2006年10月25日星期三

Match Point

Wikipedia introduction about Match Point (2005, Woody Allan)

"The story is a fable about the role that luck plays in determining everyone's destiny. As protagonist Chris Wilton notes in an opening voice-over: The man who said "I'd rather be lucky than good" saw deeply into life. People are afraid to face how great a part of life is dependent on luck. It's scary to think so much is out of one's control. There are moments in a match when the ball hits the top of the net and for a split second it can either go forward or fall back. With a little luck it goes forward and you win. Or maybe it doesn't and you lose.

Structural and thematic similarities exist between the movie and two novels, Dreiser's An American Tragedy and Dostoevsky's Crime and Punishment. The movie also bears notable similarities in plot and theme to a previous movie of Allen's, Crimes and Misdemeanors. Perhaps the most influence stems from the 1964 Truffaut film The Soft Skin, in which a married man also has an affair that ends up in shotgun related murder.

The film's plot mirrors the novel An American Tragedy and the film A Place in the Sun, which also involve a poor man who, through the possibility of marriage to a wealthy woman, resorts to murdering a poor pregnant girlfriend in order to preserve his chances at a new life of wealth and privilege.

Opera connoisseurs have noted that the arias and opera extracts make an ironic commentary on the actions of the characters and sometimes foreshadow developments in the movie's narrative. The Caruso arias are intercut with extracts from contemporary performances which the characters attend over the course of the film. There are scenes at the Royal Opera House and elsewhere performed by opera singers, accompanied by a piano and not, as is usual, by an orchestra. Arias and extracts include work by Verdi (in particular Otello and Rigoletto), Donizetti's L'elisir d'amore, Bizet's Les pêcheurs de perles, Carlos Gomes' Salvatore Rosa and Gioachino Rossini's Guillaume Tell. "

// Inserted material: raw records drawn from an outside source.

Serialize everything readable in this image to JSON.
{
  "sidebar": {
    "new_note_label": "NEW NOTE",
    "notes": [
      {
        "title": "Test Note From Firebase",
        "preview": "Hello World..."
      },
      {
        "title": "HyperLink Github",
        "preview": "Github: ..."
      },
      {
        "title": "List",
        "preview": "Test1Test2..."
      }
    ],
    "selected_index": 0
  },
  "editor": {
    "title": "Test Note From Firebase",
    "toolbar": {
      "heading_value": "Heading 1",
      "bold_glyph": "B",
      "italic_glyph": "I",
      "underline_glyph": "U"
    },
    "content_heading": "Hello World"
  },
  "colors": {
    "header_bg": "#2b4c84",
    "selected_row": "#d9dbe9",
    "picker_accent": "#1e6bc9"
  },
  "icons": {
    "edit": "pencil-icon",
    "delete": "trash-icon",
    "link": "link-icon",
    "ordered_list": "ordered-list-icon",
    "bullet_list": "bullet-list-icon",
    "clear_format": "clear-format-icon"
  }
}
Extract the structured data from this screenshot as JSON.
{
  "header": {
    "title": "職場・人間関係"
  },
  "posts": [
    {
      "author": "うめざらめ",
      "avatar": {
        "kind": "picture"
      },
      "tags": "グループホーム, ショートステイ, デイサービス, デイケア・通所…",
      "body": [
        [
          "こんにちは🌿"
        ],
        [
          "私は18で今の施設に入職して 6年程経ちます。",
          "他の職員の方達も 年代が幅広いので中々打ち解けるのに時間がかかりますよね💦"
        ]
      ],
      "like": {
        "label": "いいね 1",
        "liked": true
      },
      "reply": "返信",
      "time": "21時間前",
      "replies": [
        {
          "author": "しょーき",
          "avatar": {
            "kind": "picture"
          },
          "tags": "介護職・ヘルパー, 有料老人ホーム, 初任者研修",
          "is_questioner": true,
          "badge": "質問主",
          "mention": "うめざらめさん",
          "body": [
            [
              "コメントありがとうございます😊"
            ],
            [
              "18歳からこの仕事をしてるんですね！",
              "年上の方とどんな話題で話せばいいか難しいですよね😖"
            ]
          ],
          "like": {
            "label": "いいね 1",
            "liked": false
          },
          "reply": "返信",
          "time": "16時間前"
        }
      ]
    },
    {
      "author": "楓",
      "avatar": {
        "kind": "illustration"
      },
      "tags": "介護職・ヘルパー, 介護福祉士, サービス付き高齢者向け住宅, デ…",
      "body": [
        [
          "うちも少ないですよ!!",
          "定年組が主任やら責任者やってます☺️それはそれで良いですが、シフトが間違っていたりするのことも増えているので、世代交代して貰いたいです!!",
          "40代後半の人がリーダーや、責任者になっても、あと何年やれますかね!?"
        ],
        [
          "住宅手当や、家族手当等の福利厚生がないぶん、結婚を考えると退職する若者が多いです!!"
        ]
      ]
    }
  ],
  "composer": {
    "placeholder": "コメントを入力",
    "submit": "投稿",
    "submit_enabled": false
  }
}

If I only allow to use three words to describe this film, they will be: luck, lust and lost. It is a typical Woody Allan film, although it immediately reminds me about Montgomery Clift's A Place in the Sun (1955). I love Montgomery Clift's performance in that classic tragedy of social climber: he played a role tortured by ambition and tried to find aim of his life. Clift himself is a tragic figure in his off-screen life and his life had been described as a life-long pursuing of suicide. The darkside of his mind made him a perfect actor. In comparision, Jonathan Rhys-Meyers is a different type of actor. He wins his fame as independent film actor early in his life and his unforgettable role in Velvet Goldmine (1998) makes him a symble of fatal pop star. He also acts in some not decent films, such as Mission Impossible III. He is not afraid to show his sensitivity and vulnerable in moives, but his weakness makes him a more convincing character.

Match Point resembles the Closer in some respect. In both films, individuals try to find relationship which could satisfy both their body and mind and fail both ways. In Closer, Jude Law played this sick writer who could have win his true love but took a shortcut and ruined the whole thing. In Match Point, Chris (by Jonathan Rhys-Meyers) would have the option of not marrying Cholye and choose Noah, but he could not afford to lose the quality of life his marriage to Cholye conveyed. What differs in the two films is that in Closer, the film investigates the minds of males and females in the relationship; but in Match Point, we only observe Chris's mind. On the surface, the film emphasizes the importance of luck in individual's life; but the underlying theme is the unavoidable lust which pushes people ahead.